Welsh musician, scriptwriter, and producer (born 1965)

Damon Alexis-Rochefort né Damon Rochefort (born 1965 in Cardiff, Wales) is a Welsh scriptwriter, songwriter and producer.

==Career==
He has had success in music in the 1990s with his group Nomad, with the international hit "(I Wanna Give You) Devotion" and others as well as writing and producing hits for Kim Wilde, Bad Boys Inc, Michelle Gayle and La Toya Jackson. Prior to enjoying success with Nomad, Rochefort recorded "Don't Believe the Hype" under the name Mista E, an acid house single featuring a pre-fame Steve Coogan doing impersonations of Prince Charles and Alastair Burnet.

He switched to script-writing in 1995, completing a script-writing course led by Laurence Marks and Maurice Gran (who created Birds of a Feather) and subsequently starting his writing career with several episodes of Birds of a Feather. Since 2004, he has written around 200 episodes of Coronation Street, including landmark episodes such as Deirdre Barlow's funeral and the aftermath of the 50th anniversary's live tram crash.

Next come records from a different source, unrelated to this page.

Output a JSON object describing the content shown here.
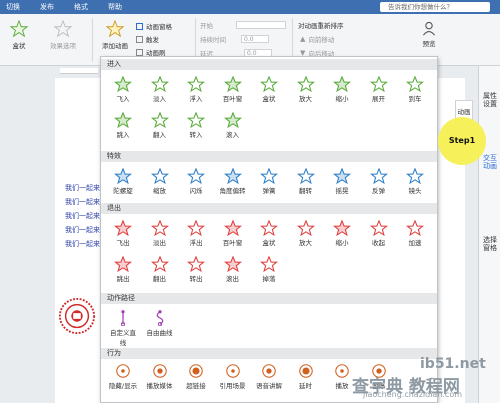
{
  "menu": {
    "items": [
      "切换",
      "发布",
      "格式",
      "帮助"
    ],
    "tell_me": "告诉我们你想做什么？"
  },
  "ribbon": {
    "btn_box": "盒状",
    "btn_effect_options": "效果选项",
    "btn_add_animation": "添加动画",
    "animation_pane": "动画窗格",
    "trigger": "触发",
    "animation_painter": "动画刷",
    "start_label": "开始",
    "duration_label": "持续时间",
    "delay_label": "延迟",
    "duration_value": "0.0",
    "delay_value": "0.0",
    "reorder_title": "对动画重新排序",
    "move_earlier": "向前移动",
    "move_later": "向后移动",
    "preview": "预览"
  },
  "popup": {
    "sections": {
      "entrance": "进入",
      "emphasis": "特效",
      "exit": "退出",
      "motion": "动作路径",
      "action": "行为"
    },
    "entrance_effects": [
      "飞入",
      "淡入",
      "浮入",
      "百叶窗",
      "盒状",
      "放大",
      "缩小",
      "展开",
      "到车",
      "跳入",
      "翻入",
      "转入",
      "滚入"
    ],
    "emphasis_effects": [
      "陀螺旋",
      "缩放",
      "闪烁",
      "角度偏转",
      "弹簧",
      "翻转",
      "摇晃",
      "反弹",
      "镜头"
    ],
    "exit_effects": [
      "飞出",
      "淡出",
      "浮出",
      "百叶窗",
      "盒状",
      "放大",
      "缩小",
      "收起",
      "加速",
      "跳出",
      "翻出",
      "转出",
      "滚出",
      "掉落"
    ],
    "motion_effects": [
      "自定义直线",
      "自由曲线"
    ],
    "action_effects": [
      "隐藏/显示",
      "播放媒体",
      "超链接",
      "引用场景",
      "语音讲解",
      "延时",
      "播放",
      "暂停"
    ]
  },
  "document": {
    "lines": [
      "我们一起来",
      "我们一起来",
      "我们一起来",
      "我们一起来",
      "我们一起来"
    ],
    "line_color": "#2a3ea8"
  },
  "right_panel": {
    "anim_tab": "动画",
    "items": [
      "属性设置",
      "交互动画",
      "选择窗格"
    ]
  },
  "annotation": {
    "step": "Step1"
  },
  "watermark": {
    "line1": "ib51.net",
    "line2": "查字典 教程网",
    "line3": "jiaocheng.chazidian.com"
  },
  "colors": {
    "entrance": "#5aaa3a",
    "emphasis": "#2f80c8",
    "exit": "#e04040",
    "motion": "#a040b0",
    "action": "#d06020",
    "menubar": "#3d6fb1"
  }
}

He has also written several episodes of ITV's Britannia High, and wrote the Coronation Street stage musical Street of Dreams which opened in May 2012.

Rochefort starred in and was executive producer of Corrie Goes To Kenya on ITV 1 in August 2012, a documentary series in which Rochefort took four members of the Coronation Street cast to Mombasa to work with SAFE, a Kenyan-based charity which Rochefort is attached to, spreading HIV awareness through drama.

Rochefort is also a script consultant on BBC 4's award-winning comedy Getting On starring Jo Brand, Vicky Pepperdine and Jo Scanlan, as well as the more recent Puppy Love also starring Scanlan and Pepperdine.

In the 1990s, Rochefort also wrote and presented his own chat show for BBC Wales, the BAFTA Cymru-nominated Damon Rochefort Tonight. He lives in London and Somerset.

==Personal life==
In October 2016, Rochefort married Daniel Alexis at a ceremony on the Balearic Island of Ibiza. Coronation Street scriptwriter Jonathan Harvey was Rochefort's best man.